In addition, our Board of Directors has the authority to issue up to 10 million shares of Preferred Stock (of which
2 million shares have been designated as Series A Junior Participating Preferred Stock) and to determine the
price, rights, preferences, privileges and restrictions, including voting rights, of those shares without any further
vote or action by the stockholders.
The rights of the holders of our common stock may be subject to, and may be adversely affected by, the rights of
the holders of any Preferred Stock that may be issued in the future. The issuance of Preferred Stock may have the
effect of delaying, deterring or preventing a change in control of Yahoo! without further action by the
stockholders and may adversely affect the voting and other rights of the holders of our common stock. Further,
some provisions of our charter documents, including provisions eliminating the ability of stockholders to take
action by written consent and limiting the ability of stockholders to raise matters at a meeting of stockholders
without giving advance notice, may have the effect of delaying or preventing changes in control or management
of Yahoo!, which could have an adverse effect on the market price of our stock. In addition, our charter
documents do not permit cumulative voting, which may make it more difficult for a third-party to gain control of
our Board of Directors. Further, we are subject to the anti-takeover provisions of Section 203 of the Delaware
General Corporation Law, which will prohibit us from engaging in a “business combination” with an “interested
stockholder” for a period of three years after the date of the transaction in which the person became an interested
stockholder, even if such combination is favored by a majority of stockholders, unless the business combination
is approved in a prescribed manner. The application of Section 203 also could have the effect of delaying or
preventing a change in control of Yahoo!.

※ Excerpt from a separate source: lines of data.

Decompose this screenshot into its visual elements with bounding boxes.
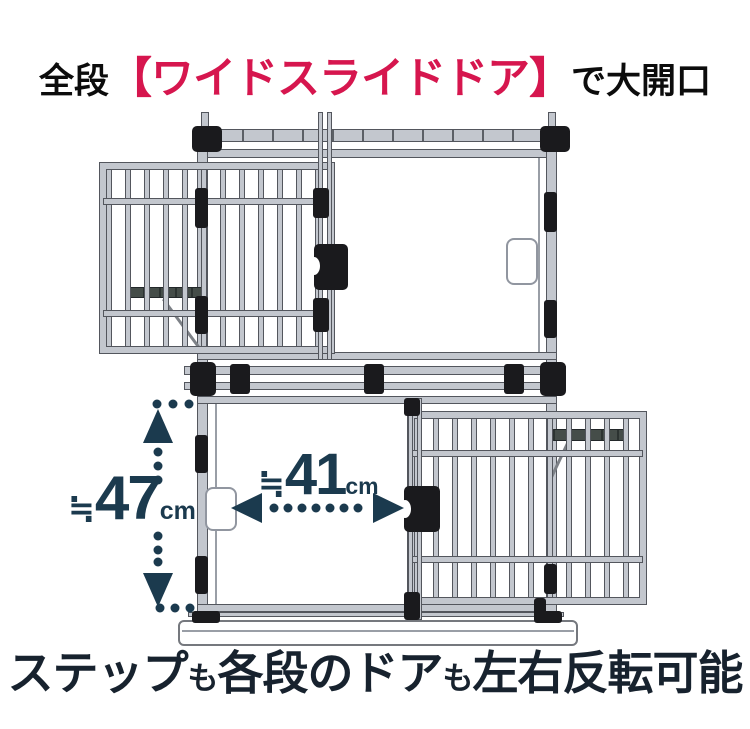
frame-clip [544, 192, 557, 232]
height-value: 47 [95, 468, 160, 530]
product-banner: 全段【ワイドスライドドア】で大開口 [0, 0, 750, 729]
frame-clip [364, 364, 384, 394]
door-stop-bracket-lower [205, 487, 237, 531]
junction-corner-block [540, 362, 566, 396]
base-rim-rail [188, 612, 564, 617]
bottom-headline-segment: 左右反転可能 [473, 647, 743, 699]
frame-clip [195, 296, 208, 334]
height-approx-symbol: ≒ [68, 492, 95, 524]
upper-slide-door [100, 163, 334, 353]
height-dimension-label: ≒47cm [68, 468, 196, 530]
lower-door-cross-rail [411, 450, 643, 457]
frame-clip [544, 300, 557, 338]
frame-clip [313, 188, 329, 218]
lower-slide-door [408, 412, 646, 604]
inner-wall-edge [538, 158, 540, 358]
frame-clip [404, 398, 420, 416]
cage-bottom-rail [197, 604, 557, 612]
frame-clip [404, 592, 420, 620]
bottom-headline-segment: 各段のドア [218, 647, 443, 699]
frame-clip [504, 364, 524, 394]
roof-top-rail [197, 129, 557, 142]
width-approx-symbol: ≒ [258, 467, 285, 499]
bottom-headline: ステップも各段のドアも左右反転可能 [0, 648, 750, 699]
frame-clip [195, 188, 208, 228]
roof-cap [540, 126, 570, 152]
bottom-headline-segment: ステップ [8, 647, 188, 699]
base-tray-line [182, 630, 574, 632]
height-unit: cm [160, 499, 196, 524]
frame-clip [544, 564, 557, 594]
upper-door-cross-rail [103, 198, 331, 205]
door-stop-bracket-upper [506, 238, 538, 285]
frame-clip [313, 298, 329, 332]
width-dimension-label: ≒41cm [258, 446, 379, 504]
base-tray [178, 620, 578, 646]
roof-second-rail [197, 149, 557, 158]
lower-door-cross-rail [411, 556, 643, 563]
width-unit: cm [345, 475, 378, 498]
bottom-headline-segment: も [443, 661, 473, 696]
base-foot [534, 611, 562, 623]
upper-door-cross-rail [103, 310, 331, 317]
width-value: 41 [285, 446, 346, 504]
frame-clip [195, 435, 208, 473]
door-latch-lower-notch [399, 500, 411, 518]
cage-illustration [0, 0, 750, 729]
lower-tier-top-rail [197, 396, 557, 404]
roof-cap [192, 126, 222, 152]
upper-tier-bottom-rail [197, 352, 557, 360]
frame-clip [230, 364, 250, 394]
junction-corner-block [190, 362, 216, 396]
base-foot [192, 611, 220, 623]
door-latch-upper-notch [308, 257, 320, 275]
bottom-headline-segment: も [188, 661, 218, 696]
frame-clip [195, 556, 208, 594]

Item 1B. Unresolved Staff Comments
None.
Item 2. Properties
Our headquarters is located in Sunnyvale, California and consists of owned and leased space aggregating
approximately 1.4 million square feet. We also lease office space in Argentina, Australia, Belgium, Brazil,
Canada, China, Egypt, France, Germany, Hong Kong, India, Indonesia, Ireland, Israel, Italy, Japan, Jordan,
Kuwait, Malaysia, Mexico, New Zealand, Norway, the Philippines, Saudi Arabia, Singapore, South Korea,
Spain, Switzerland, Taiwan, the United Arab Emirates, the United Kingdom, and Vietnam. In the United States,
we lease offices in various locations, including Atlanta, Boston, Champaign, Chicago, Dallas, Detroit, Hillsboro,
the Los Angeles Area, Miami, New York, Omaha, Orlando, the San Diego Area, the San Francisco Bay Area, the
Seattle Area, Brentwood and Franklin, Tennessee, and Washington, D.C. Our data centers are operated in
locations in the United States, Europe, and Asia.
We believe that our existing facilities are adequate to meet current requirements, and that suitable additional or
substitute space will be available as needed to accommodate any further physical expansion of operations and for
any additional sales offices.
Item 3. Legal Proceedings
For a description of our material legal proceedings, see Note 13—“Commitments and Contingencies” in the
Notes to the consolidated financial statements, which is incorporated herein by reference.
Item 4. Submission of Matters to a Vote of Security Holders
No matters were submitted to a vote of security holders during the fourth quarter of 2009.